My old roommate had a high definition TV. It
was interesting because, from my perspective in the kitchen, everything
on his television always looked so fake. It was really distracting. I
couldn't even take any of the somber CSI shows seriously. I don't know
exactly how to describe it...it's like the characters are on a
different plane than the environment and the two are not interacting
with each other. It's almost like there is a perpetual blue screen and
everything (including live news anchors) has a touch of animation.
My parents now have a high definition television and I notice the same
thing on their TV. No one in real life looks like that. It's as
though camera definition has surpassed the reality it's chased the past
70 years and now created Supereality. Which is impossible.

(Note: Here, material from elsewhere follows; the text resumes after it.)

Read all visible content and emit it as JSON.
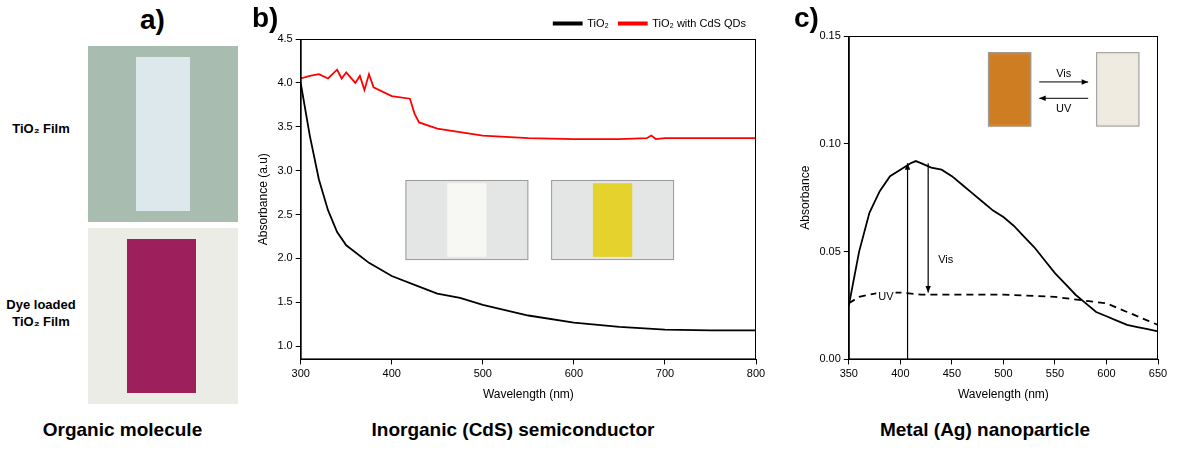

You cannot create something super--something beyond reality--and have
it exist in this reality. Reality is real. If it is beyond reality
then it is fake. And, something that is fake cannot be real. It is a
contradiction.
Something superreal can only belong to a superreal universe. Which is
why you can dream or believe in something beyond reality. However,
once it exists in this world, it becomes real. This is the case with
all inventions.
To a person living in the 19th century, an aeroplane was superreal
because it only existed in idea. The moment the idea was made into a
functioning machine, however, it immediately lost the distinction of
being super and became part of our reality.
Meanwhile...
Higher definition means less ambiguity. It is stripping away
falsehoods and unclarities to make something more sharp, precise, and
clear. This could go on in miniscule amounts into infinity. Take a
pie, for instance. Let's say we want to define with the highest
precision what's in this pie. First, we take one piece of the pie and
strip away all the excess. Then, we break that piece down into
cherries and crust. Those get broken down into fruit, sugar, flour,
butter, and all the other ingredients. Those ingredients get broken
down and it goes on until you're splitting atoms and pieces of atoms
for ever and ever.
In this case, high actually means low (which is intersting in its own
right), but when it comes to high definition TV, they're actually
ADDING MORE, not less! Yes, the rate of skipped frames in lower, and
yes there is an improved aspect ratio that leads to a clearer (more
defined) picture. However, the human eye has a threshold. You can
only make things so defined before the eye can no longer tell a
difference. This means television companies needed to come up with a
detectable visual difference in order to get you to buy their
new-and-improved higher definition TVs. This is where all the
additional filters, color correctors, color enhancers and things that
make all those people on TV look so much better--better than real life,
in fact--come in to play.
It's no different than any other industry out there. The food industry
waxes their apples and plumps their chicken breasts because they know
they sell better. Meanwhile, aestheticians from our thriving beauty
industry plump our apples and wax our lips beause we know how important
it is to sell ourselves as well.
Still...
While recently watching Meet Me in St. Louis I couldn't help marvelling
how lovely the picture was. The scene where Judy sings "Have Yourself
a Merry Little Christmas"...breathtaking. I daresay no one's skin has
ever looked better than when filmed in Technicolor. Beautifully rich
and saturated colors, elegantly soft lines... This is how I want me
life to be: saturated, full of color, musical, defined enough to know
what's going on, but soft enough to be dreamy.
Perhaps there is something to living life less defined. An ability to
blur out the imperfections; appreciate room to smudge; let the little
things go.
We let realism have its day in the 70s and 80s and, overall, it was a
bit dreay and grey. We need one or the other. The difference is, we
used to soften someone rough around the edges. We did our best with
the imperfections we were given. The flaws were still there, just not
in focus. Blurred until appealing. Nowadays, flaws are focused so
intensely we simply remove them altogether. We pluck them out with
filters and Photoshop. Giving the illusion they were never there to
begin with.
Dreamy is one thing, but false is another.
I have some beautiful flaws. I try to blur them out, but I'll let you
see them if you'd like. Perhaps one day I won't have to blur so much.
Until then, I'll have to muddle through somehow.
I always think that technicolor is the best too! It makes it appear that everyone from that age has fantastic skin. I want that.